Глава 12
СКАТЕРТЬЮ ДОРОГА
На стуле брошенный халат.
Ключи. Записка. Вот как? Жаль…
А впрочем, скатертью дорога!
В. «Джек» Сохорев, XX век
Разумеется, принесли обед. Несъедобный по вкусу, но точно очень питательный. Знаю я, чем у нас в конторе задержанных кормят. Еще раз приходил Бурносов. Нес какую-то чушь, причем не особо связную. Про подлог документов, про подозрение в контрабанде. Как я понял, на борт «Ската» Джоан их не пустила. Умница, девочка. И, кстати, логично — нет предписания на обыск корабля, стало быть нет обыска. А взять предписание на корабль, принадлежащий третьему лицу, никак и нигде не замаранному, не так-то просто. По себе прекрасно помню.
Потом я еще поспал. На этот раз явно выспался, и, когда проснулся, занялся физзарядкой: сделал комплекс разминки, потом полсотни отжиманий на кулаках, потом дыхательный комплекс. Потом еще раз полсотни на кулаках, и, изрядно взмокнув, начал боксировать с тенью, благо размеры камеры позволяли. Погоняв невидимого соперника минут пять, я еще раз провел дыхательный комплекс и пошел пешочком по периметру, помахивая руками. Постепенно остыв, я вытерся тем, что мне было выдано в качестве простыни, и уселся по-турецки, чтобы расслабить мышцу и вогнать самого себя в медитативное состояние.

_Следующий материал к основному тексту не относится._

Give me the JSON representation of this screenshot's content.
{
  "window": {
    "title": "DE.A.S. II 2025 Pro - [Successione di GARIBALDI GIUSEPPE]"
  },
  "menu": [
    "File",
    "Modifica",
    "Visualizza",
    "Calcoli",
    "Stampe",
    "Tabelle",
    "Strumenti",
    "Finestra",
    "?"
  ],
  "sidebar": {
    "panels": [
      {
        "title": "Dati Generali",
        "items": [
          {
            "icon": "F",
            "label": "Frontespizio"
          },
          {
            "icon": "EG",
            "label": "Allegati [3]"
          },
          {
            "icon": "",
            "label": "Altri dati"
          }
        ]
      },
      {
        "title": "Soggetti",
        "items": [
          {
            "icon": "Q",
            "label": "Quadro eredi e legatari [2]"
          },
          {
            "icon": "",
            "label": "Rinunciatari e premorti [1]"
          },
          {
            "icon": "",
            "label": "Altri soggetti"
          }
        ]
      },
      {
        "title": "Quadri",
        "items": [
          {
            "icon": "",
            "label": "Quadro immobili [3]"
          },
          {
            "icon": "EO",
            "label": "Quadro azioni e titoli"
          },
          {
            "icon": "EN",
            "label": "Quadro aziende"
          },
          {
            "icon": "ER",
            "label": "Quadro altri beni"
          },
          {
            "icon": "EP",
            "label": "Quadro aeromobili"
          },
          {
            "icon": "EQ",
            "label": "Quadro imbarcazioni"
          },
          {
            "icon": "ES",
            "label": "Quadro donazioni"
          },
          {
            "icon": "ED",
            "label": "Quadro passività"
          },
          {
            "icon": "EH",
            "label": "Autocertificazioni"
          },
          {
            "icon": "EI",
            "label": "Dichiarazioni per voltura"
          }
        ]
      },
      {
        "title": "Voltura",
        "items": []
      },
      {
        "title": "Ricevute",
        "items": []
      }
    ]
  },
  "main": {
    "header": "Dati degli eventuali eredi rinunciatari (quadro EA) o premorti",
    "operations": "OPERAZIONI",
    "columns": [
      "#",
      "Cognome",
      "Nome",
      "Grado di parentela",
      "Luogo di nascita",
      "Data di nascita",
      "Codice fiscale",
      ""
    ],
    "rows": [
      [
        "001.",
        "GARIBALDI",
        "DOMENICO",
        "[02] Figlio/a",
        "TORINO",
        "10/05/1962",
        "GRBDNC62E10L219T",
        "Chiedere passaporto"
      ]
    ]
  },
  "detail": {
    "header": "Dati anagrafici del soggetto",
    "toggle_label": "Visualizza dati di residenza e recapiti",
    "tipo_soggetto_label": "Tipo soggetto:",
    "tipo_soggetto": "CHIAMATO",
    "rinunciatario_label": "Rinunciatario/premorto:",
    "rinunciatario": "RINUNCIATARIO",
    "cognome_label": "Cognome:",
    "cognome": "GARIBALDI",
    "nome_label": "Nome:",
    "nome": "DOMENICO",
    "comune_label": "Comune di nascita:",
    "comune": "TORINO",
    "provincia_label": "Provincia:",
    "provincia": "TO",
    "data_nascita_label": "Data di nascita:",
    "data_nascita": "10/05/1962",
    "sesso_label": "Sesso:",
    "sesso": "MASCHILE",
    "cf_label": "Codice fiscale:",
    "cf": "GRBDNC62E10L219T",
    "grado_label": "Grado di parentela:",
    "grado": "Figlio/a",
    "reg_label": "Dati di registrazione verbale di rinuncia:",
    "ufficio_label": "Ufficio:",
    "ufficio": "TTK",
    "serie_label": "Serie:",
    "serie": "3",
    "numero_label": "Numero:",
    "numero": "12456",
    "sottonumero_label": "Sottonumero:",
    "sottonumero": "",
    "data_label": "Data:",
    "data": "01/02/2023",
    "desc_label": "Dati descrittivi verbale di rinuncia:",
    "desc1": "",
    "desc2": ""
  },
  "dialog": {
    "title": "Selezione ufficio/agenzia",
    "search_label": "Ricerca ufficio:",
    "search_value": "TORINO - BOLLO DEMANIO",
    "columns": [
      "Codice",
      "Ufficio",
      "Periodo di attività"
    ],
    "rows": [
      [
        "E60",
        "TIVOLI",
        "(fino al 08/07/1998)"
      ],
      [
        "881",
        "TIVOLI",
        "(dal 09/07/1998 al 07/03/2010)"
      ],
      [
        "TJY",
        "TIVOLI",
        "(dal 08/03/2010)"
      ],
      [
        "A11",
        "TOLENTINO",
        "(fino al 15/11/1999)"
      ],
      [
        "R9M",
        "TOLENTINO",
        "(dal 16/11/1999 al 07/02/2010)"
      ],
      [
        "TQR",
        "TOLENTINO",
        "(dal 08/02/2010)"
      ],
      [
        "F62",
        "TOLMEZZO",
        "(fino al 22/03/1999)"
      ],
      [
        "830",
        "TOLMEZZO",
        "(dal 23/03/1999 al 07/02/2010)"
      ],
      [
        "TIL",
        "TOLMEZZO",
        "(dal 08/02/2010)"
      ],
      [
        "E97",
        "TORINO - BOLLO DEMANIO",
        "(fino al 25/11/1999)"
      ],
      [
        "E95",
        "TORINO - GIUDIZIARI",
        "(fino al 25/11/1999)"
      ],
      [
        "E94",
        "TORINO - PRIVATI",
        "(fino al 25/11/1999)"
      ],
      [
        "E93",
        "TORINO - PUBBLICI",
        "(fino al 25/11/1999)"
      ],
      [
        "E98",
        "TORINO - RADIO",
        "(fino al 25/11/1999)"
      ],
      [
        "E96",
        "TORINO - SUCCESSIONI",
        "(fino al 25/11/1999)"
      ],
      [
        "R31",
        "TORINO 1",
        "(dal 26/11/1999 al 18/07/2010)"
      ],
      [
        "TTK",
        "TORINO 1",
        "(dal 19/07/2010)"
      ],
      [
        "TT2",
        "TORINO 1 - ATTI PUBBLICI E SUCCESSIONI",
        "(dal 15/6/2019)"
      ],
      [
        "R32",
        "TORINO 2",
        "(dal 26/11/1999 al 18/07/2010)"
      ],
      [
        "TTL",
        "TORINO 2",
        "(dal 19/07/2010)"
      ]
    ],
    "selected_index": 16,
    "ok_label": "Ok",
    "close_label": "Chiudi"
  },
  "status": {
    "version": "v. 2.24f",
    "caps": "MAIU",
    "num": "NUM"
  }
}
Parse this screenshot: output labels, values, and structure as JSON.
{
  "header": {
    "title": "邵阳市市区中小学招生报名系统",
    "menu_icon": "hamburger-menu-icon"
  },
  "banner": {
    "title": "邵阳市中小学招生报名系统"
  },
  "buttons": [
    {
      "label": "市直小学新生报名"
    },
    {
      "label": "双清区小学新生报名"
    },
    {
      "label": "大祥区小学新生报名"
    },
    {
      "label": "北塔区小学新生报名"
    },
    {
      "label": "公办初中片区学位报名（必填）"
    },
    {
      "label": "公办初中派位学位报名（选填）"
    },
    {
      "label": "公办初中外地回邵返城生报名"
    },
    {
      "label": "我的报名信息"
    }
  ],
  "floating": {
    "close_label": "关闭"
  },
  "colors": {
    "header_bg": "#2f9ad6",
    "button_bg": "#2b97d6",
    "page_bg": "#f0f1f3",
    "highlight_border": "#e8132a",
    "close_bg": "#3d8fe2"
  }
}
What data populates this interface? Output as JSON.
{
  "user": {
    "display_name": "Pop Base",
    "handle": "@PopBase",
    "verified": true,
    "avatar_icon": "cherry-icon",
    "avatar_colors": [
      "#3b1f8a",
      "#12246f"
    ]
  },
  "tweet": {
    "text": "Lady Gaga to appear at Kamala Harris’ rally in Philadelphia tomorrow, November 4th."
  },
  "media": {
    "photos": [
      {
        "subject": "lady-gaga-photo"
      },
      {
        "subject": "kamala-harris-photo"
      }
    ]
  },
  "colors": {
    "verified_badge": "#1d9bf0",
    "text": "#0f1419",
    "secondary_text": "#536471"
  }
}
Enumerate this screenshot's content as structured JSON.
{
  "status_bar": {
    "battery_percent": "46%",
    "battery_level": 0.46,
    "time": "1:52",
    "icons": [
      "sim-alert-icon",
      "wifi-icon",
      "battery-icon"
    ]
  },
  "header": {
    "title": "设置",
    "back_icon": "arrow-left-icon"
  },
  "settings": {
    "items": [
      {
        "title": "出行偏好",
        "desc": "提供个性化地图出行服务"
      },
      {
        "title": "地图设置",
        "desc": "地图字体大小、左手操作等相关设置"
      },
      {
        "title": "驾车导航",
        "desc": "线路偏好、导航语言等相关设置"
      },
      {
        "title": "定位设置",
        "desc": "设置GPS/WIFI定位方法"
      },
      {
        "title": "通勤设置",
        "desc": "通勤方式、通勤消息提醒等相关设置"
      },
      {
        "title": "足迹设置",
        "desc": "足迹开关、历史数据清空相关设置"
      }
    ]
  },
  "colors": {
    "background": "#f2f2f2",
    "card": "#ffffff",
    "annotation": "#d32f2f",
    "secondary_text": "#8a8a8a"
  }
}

Получилось. Сознание успокоилось. Мозг, насытившись кровью, заработал лучше. Наверное. Во всяком случае, я себя почувствовал гением, которому по плечу любая задача. В частности, я еще раз переосмыслил все произошедшее с момента моего пробуждения на борту моей старой посудины, и пришел к феерическому выводу: а нечего родной структуре мне предъявлять. Поскольку ни одного законом порицаемого действия доказать возможным не представляется, а все остальное — просто фикция и белый шум. Стало быть, надо сидеть и ждать.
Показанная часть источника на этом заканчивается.